Pero las palabras de Gabriel parecían haber afectado a Xavier de otra manera.

—Eso son estupideces —dijo al final—. Jake está jugando con nosotros y se lo estamos permitiendo. —Se pasó la mano por la cara y el anillo de plata de prometidos que llevaba en el dedo índice le brilló a la luz de la mañana—. ¿De verdad cree que vamos a quedarnos sentados a esperar la muerte? —Su expresión era tan dura que me pareció ver chispazos plateados en sus ojos azules. Se frotó la cabeza y miró hacia el horizonte—. Bueno. Ya he tenido bastante. Quiero que regrese y estoy harto de estos juegos. Pase lo que pase, voy a encontrarla. ¿Me oyes, Jake? —Xavier abrió los brazos y gritó al cielo—: Sé que estas ahí y será mejor que me creas. Esto no ha terminado.

Gabriel e Ivy se quedaron mudos. Permanecían como un único ser, con una expresión de gravedad en sus ojos claros y el cabello iluminado por el sol de poniente. Me di cuenta de que en su mirada había algo nuevo: rabia. No únicamente rabia, sino una profunda y desenfrenada furia contra las fuerzas demoníacas que se habían llevado a uno de los suyos.
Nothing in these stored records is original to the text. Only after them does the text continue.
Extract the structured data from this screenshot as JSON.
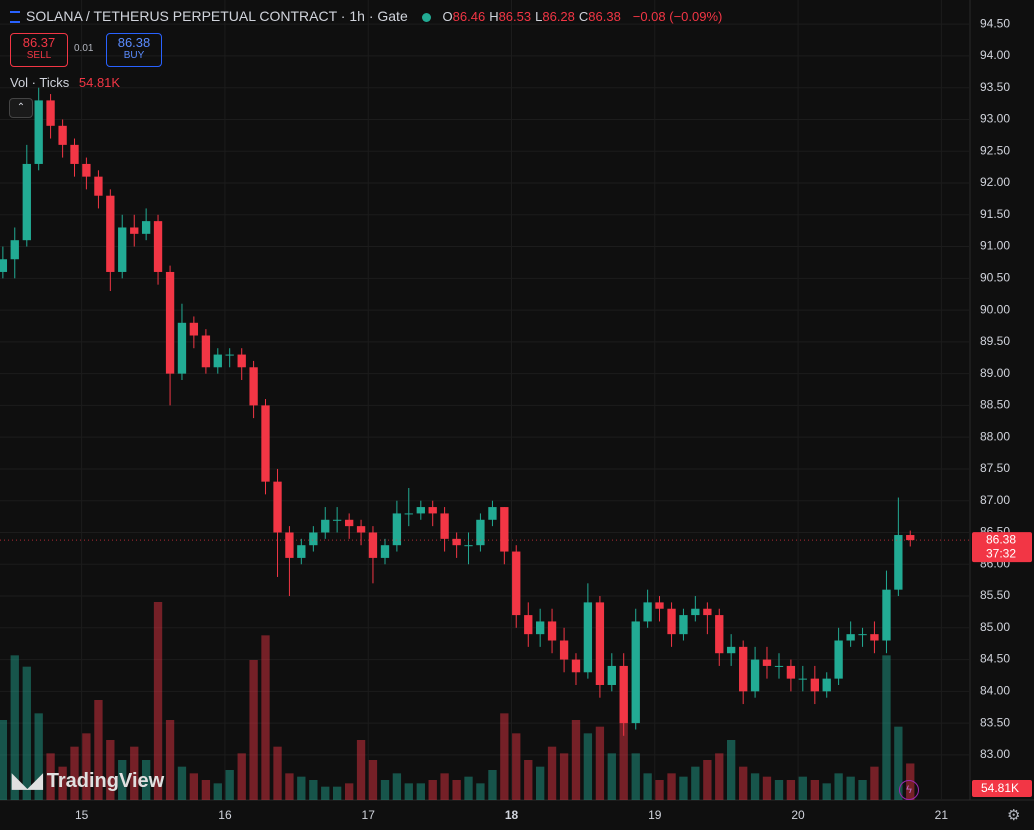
{
  "header": {
    "title": "SOLANA / TETHERUS PERPETUAL CONTRACT · 1h · Gate",
    "ohlc_keys": [
      "O",
      "H",
      "L",
      "C"
    ],
    "change": "−0.08 (−0.09%)"
  },
  "trade": {
    "sell_price": "86.37",
    "sell_label": "SELL",
    "spread": "0.01",
    "buy_price": "86.38",
    "buy_label": "BUY"
  },
  "indicator": {
    "name": "Vol · Ticks"
  },
  "logo": "TradingView",
  "chart_data": {
    "type": "candlestick",
    "x": [
      14.45,
      14.533,
      14.617,
      14.7,
      14.783,
      14.867,
      14.95,
      15.033,
      15.117,
      15.2,
      15.283,
      15.367,
      15.45,
      15.533,
      15.617,
      15.7,
      15.783,
      15.867,
      15.95,
      16.033,
      16.117,
      16.2,
      16.283,
      16.367,
      16.45,
      16.533,
      16.617,
      16.7,
      16.783,
      16.867,
      16.95,
      17.033,
      17.117,
      17.2,
      17.283,
      17.367,
      17.45,
      17.533,
      17.617,
      17.7,
      17.783,
      17.867,
      17.95,
      18.033,
      18.117,
      18.2,
      18.283,
      18.367,
      18.45,
      18.533,
      18.617,
      18.7,
      18.783,
      18.867,
      18.95,
      19.033,
      19.117,
      19.2,
      19.283,
      19.367,
      19.45,
      19.533,
      19.617,
      19.7,
      19.783,
      19.867,
      19.95,
      20.033,
      20.117,
      20.2,
      20.283,
      20.367,
      20.45,
      20.533,
      20.617,
      20.7,
      20.783
    ],
    "open": [
      90.6,
      90.8,
      91.1,
      92.3,
      93.3,
      92.9,
      92.6,
      92.3,
      92.1,
      91.8,
      90.6,
      91.3,
      91.2,
      91.4,
      90.6,
      89.0,
      89.8,
      89.6,
      89.1,
      89.3,
      89.3,
      89.1,
      88.5,
      87.3,
      86.5,
      86.1,
      86.3,
      86.5,
      86.7,
      86.7,
      86.6,
      86.5,
      86.1,
      86.3,
      86.8,
      86.8,
      86.9,
      86.8,
      86.4,
      86.3,
      86.3,
      86.7,
      86.9,
      86.2,
      85.2,
      84.9,
      85.1,
      84.8,
      84.5,
      84.3,
      85.4,
      84.1,
      84.4,
      83.5,
      85.1,
      85.4,
      85.3,
      84.9,
      85.2,
      85.3,
      85.2,
      84.6,
      84.7,
      84.0,
      84.5,
      84.4,
      84.4,
      84.2,
      84.2,
      84.0,
      84.2,
      84.8,
      84.9,
      84.9,
      84.8,
      85.6,
      86.46
    ],
    "high": [
      91.0,
      91.3,
      92.6,
      93.5,
      93.4,
      93.0,
      92.7,
      92.4,
      92.2,
      91.9,
      91.5,
      91.5,
      91.6,
      91.5,
      90.7,
      90.1,
      89.9,
      89.7,
      89.4,
      89.4,
      89.4,
      89.2,
      88.6,
      87.5,
      86.6,
      86.4,
      86.6,
      86.9,
      86.9,
      86.8,
      86.7,
      86.6,
      86.4,
      87.0,
      87.2,
      87.0,
      87.0,
      86.9,
      86.5,
      86.5,
      86.8,
      87.0,
      86.9,
      86.3,
      85.4,
      85.3,
      85.3,
      85.0,
      84.6,
      85.7,
      85.5,
      84.6,
      84.6,
      85.3,
      85.6,
      85.5,
      85.4,
      85.3,
      85.5,
      85.4,
      85.3,
      84.9,
      84.8,
      84.7,
      84.7,
      84.6,
      84.5,
      84.4,
      84.4,
      84.3,
      85.0,
      85.1,
      85.0,
      85.1,
      85.9,
      87.05,
      86.53
    ],
    "low": [
      90.5,
      90.5,
      91.0,
      92.2,
      92.7,
      92.4,
      92.1,
      91.9,
      91.6,
      90.3,
      90.5,
      91.0,
      91.1,
      90.4,
      88.5,
      88.9,
      89.4,
      89.0,
      89.0,
      89.1,
      88.9,
      88.3,
      87.1,
      85.8,
      85.5,
      86.0,
      86.2,
      86.4,
      86.5,
      86.4,
      86.3,
      85.7,
      86.0,
      86.2,
      86.6,
      86.7,
      86.6,
      86.2,
      86.1,
      86.0,
      86.2,
      86.6,
      86.0,
      85.0,
      84.7,
      84.7,
      84.6,
      84.3,
      84.1,
      84.2,
      83.9,
      84.0,
      83.3,
      83.4,
      85.0,
      85.1,
      84.7,
      84.8,
      85.1,
      84.9,
      84.4,
      84.4,
      83.8,
      83.9,
      84.2,
      84.2,
      84.0,
      84.0,
      83.8,
      83.9,
      84.1,
      84.7,
      84.7,
      84.6,
      84.6,
      85.5,
      86.28
    ],
    "close": [
      90.8,
      91.1,
      92.3,
      93.3,
      92.9,
      92.6,
      92.3,
      92.1,
      91.8,
      90.6,
      91.3,
      91.2,
      91.4,
      90.6,
      89.0,
      89.8,
      89.6,
      89.1,
      89.3,
      89.3,
      89.1,
      88.5,
      87.3,
      86.5,
      86.1,
      86.3,
      86.5,
      86.7,
      86.7,
      86.6,
      86.5,
      86.1,
      86.3,
      86.8,
      86.8,
      86.9,
      86.8,
      86.4,
      86.3,
      86.3,
      86.7,
      86.9,
      86.2,
      85.2,
      84.9,
      85.1,
      84.8,
      84.5,
      84.3,
      85.4,
      84.1,
      84.4,
      83.5,
      85.1,
      85.4,
      85.3,
      84.9,
      85.2,
      85.3,
      85.2,
      84.6,
      84.7,
      84.0,
      84.5,
      84.4,
      84.4,
      84.2,
      84.2,
      84.0,
      84.2,
      84.8,
      84.9,
      84.9,
      84.8,
      85.6,
      86.46,
      86.38
    ],
    "volume": [
      120,
      217,
      200,
      130,
      70,
      50,
      80,
      100,
      150,
      90,
      60,
      80,
      60,
      297,
      120,
      50,
      40,
      30,
      25,
      45,
      70,
      210,
      247,
      80,
      40,
      35,
      30,
      20,
      20,
      25,
      90,
      60,
      30,
      40,
      25,
      25,
      30,
      40,
      30,
      35,
      25,
      45,
      130,
      100,
      60,
      50,
      80,
      70,
      120,
      100,
      110,
      70,
      150,
      70,
      40,
      30,
      40,
      35,
      50,
      60,
      70,
      90,
      50,
      40,
      35,
      30,
      30,
      35,
      30,
      25,
      40,
      35,
      30,
      50,
      217,
      110,
      54.81
    ],
    "volume_value_label": "54.81K",
    "countdown": "37:32",
    "xlim": [
      14.43,
      21.2
    ],
    "ylim": [
      82.29,
      94.88
    ],
    "volume_ylim": [
      0,
      600
    ],
    "xticks": [
      15,
      16,
      17,
      18,
      19,
      20,
      21
    ],
    "bold_xtick": 18,
    "yticks": [
      {
        "value": 83,
        "label": "83.00"
      },
      {
        "value": 83.5,
        "label": "83.50"
      },
      {
        "value": 84,
        "label": "84.00"
      },
      {
        "value": 84.5,
        "label": "84.50"
      },
      {
        "value": 85,
        "label": "85.00"
      },
      {
        "value": 85.5,
        "label": "85.50"
      },
      {
        "value": 86,
        "label": "86.00"
      },
      {
        "value": 86.5,
        "label": "86.50"
      },
      {
        "value": 87,
        "label": "87.00"
      },
      {
        "value": 87.5,
        "label": "87.50"
      },
      {
        "value": 88,
        "label": "88.00"
      },
      {
        "value": 88.5,
        "label": "88.50"
      },
      {
        "value": 89,
        "label": "89.00"
      },
      {
        "value": 89.5,
        "label": "89.50"
      },
      {
        "value": 90,
        "label": "90.00"
      },
      {
        "value": 90.5,
        "label": "90.50"
      },
      {
        "value": 91,
        "label": "91.00"
      },
      {
        "value": 91.5,
        "label": "91.50"
      },
      {
        "value": 92,
        "label": "92.00"
      },
      {
        "value": 92.5,
        "label": "92.50"
      },
      {
        "value": 93,
        "label": "93.00"
      },
      {
        "value": 93.5,
        "label": "93.50"
      },
      {
        "value": 94,
        "label": "94.00"
      },
      {
        "value": 94.5,
        "label": "94.50"
      }
    ],
    "up_color": "#22ab94",
    "down_color": "#f23645",
    "grid": true
  }
}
Entonces Gabriel habló, y su voz sonó como un trueno.

—Tienes razón —le dijo a Xavier—. Ya está bien de seguir estas reglas del juego.

—Tenemos que actuar ya —dijo mi novio.

—Lo que tenemos que hacer es regresar al motel y recoger nuestras cosas —repuso Gabriel—. Nos vamos a Broken Hill dentro de una hora.